Role of \( \mathrm{NO} \) and \( \mathrm{NO_2} \) in the Formation of Acid Rain
Atmospheric oxides of nitrogen, mainly nitrogen monoxide (\( \mathrm{NO} \)) and nitrogen dioxide (\( \mathrm{NO_2} \)), contribute to acid rain in two ways:
- directly, by forming nitric acid
- indirectly, by acting as catalysts in the oxidation of sulfur dioxide to sulfuric acid
(a) Direct Contribution: Formation of Nitric Acid
Oxides of nitrogen are produced in vehicle engines and power stations at high temperatures. In the atmosphere, they react further with oxygen and water to form nitric acid.
Step 1: Oxidation of Nitrogen Monoxide
\( \mathrm{2NO (g) + O_2 (g) \rightarrow 2NO_2 (g)} \)
Step 2: Reaction of Nitrogen Dioxide with Water
\( \mathrm{3NO_2 (g) + H_2O (l) \rightarrow 2HNO_3 (aq) + NO (g)} \)
Nitric acid formed dissolves in rainwater, lowering its pH and contributing to acid rain.
(b) Catalytic Role in the Oxidation of Sulfur Dioxide
Sulfur dioxide, \( \mathrm{SO_2} \), is released mainly from burning sulfur-containing fossil fuels. Oxides of nitrogen catalyse its oxidation to sulfuric acid in the atmosphere.
Key Catalytic Steps
Nitrogen dioxide oxidises sulfur dioxide:
\( \mathrm{SO_2 (g) + NO_2 (g) \rightarrow SO_3 (g) + NO (g)} \)
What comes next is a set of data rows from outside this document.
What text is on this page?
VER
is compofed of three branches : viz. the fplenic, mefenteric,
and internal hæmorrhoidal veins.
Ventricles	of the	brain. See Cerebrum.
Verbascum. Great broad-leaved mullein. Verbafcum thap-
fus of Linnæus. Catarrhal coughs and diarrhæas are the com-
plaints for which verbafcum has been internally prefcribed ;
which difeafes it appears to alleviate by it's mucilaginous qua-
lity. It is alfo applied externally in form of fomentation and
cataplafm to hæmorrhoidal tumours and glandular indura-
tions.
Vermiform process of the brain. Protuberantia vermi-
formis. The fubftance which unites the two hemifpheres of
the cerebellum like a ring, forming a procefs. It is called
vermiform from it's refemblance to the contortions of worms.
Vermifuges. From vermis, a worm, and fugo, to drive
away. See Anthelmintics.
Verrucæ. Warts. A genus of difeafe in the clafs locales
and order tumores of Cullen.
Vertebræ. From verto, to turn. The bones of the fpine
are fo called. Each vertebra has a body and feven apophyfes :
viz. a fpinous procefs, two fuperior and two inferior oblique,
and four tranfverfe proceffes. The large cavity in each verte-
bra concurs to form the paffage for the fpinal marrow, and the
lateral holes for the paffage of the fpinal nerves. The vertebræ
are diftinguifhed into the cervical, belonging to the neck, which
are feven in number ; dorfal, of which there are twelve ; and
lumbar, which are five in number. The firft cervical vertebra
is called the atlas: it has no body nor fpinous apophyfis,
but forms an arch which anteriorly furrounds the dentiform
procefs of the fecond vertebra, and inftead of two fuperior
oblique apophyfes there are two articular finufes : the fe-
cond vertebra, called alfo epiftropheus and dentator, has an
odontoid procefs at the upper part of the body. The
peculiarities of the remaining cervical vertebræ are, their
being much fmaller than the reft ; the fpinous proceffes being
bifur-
The nitrogen monoxide produced is re-oxidised by oxygen:
\( \mathrm{2NO (g) + O_2 (g) \rightarrow 2NO_2 (g)} \)
This regenerates \( \mathrm{NO_2} \), allowing it to oxidise more sulfur dioxide. Because \( \mathrm{NO_2} \) is regenerated, it acts as a catalyst.
Formation of Sulfuric Acid
Sulfur trioxide formed then reacts with water:
\( \mathrm{SO_3 (g) + H_2O (l) \rightarrow H_2SO_4 (aq)} \)
Sulfuric acid dissolves in rainwater and is a major contributor to acid rain.
Overall Interpretation
Oxides of nitrogen contribute to acid rain directly by forming nitric acid and indirectly by catalysing the oxidation of sulfur dioxide to sulfuric acid. Their catalytic role increases the rate of sulfuric acid formation, making \( \mathrm{NO} \) and \( \mathrm{NO_2} \) particularly important atmospheric pollutants.
Example
Name the acid formed directly from nitrogen dioxide in acid rain.
▶️ Answer / Explanation
Nitric acid, \( \mathrm{HNO_3} \).
Example
Explain how nitrogen dioxide acts as a catalyst in the oxidation of sulfur dioxide.
▶️ Answer / Explanation
Nitrogen dioxide oxidises sulfur dioxide to sulfur trioxide.
It is reduced to nitrogen monoxide.
Nitrogen monoxide is re-oxidised by oxygen to nitrogen dioxide.
Because nitrogen dioxide is regenerated, it acts as a catalyst.
Example
Describe the role of oxides of nitrogen in the formation of acid rain.
▶️ Answer / Explanation
Nitrogen dioxide reacts with water to form nitric acid, contributing directly to acid rain.
Nitrogen dioxide also catalyses the oxidation of sulfur dioxide to sulfur trioxide.
Sulfur trioxide reacts with water to form sulfuric acid.
Because nitrogen dioxide is regenerated, it acts as a catalyst.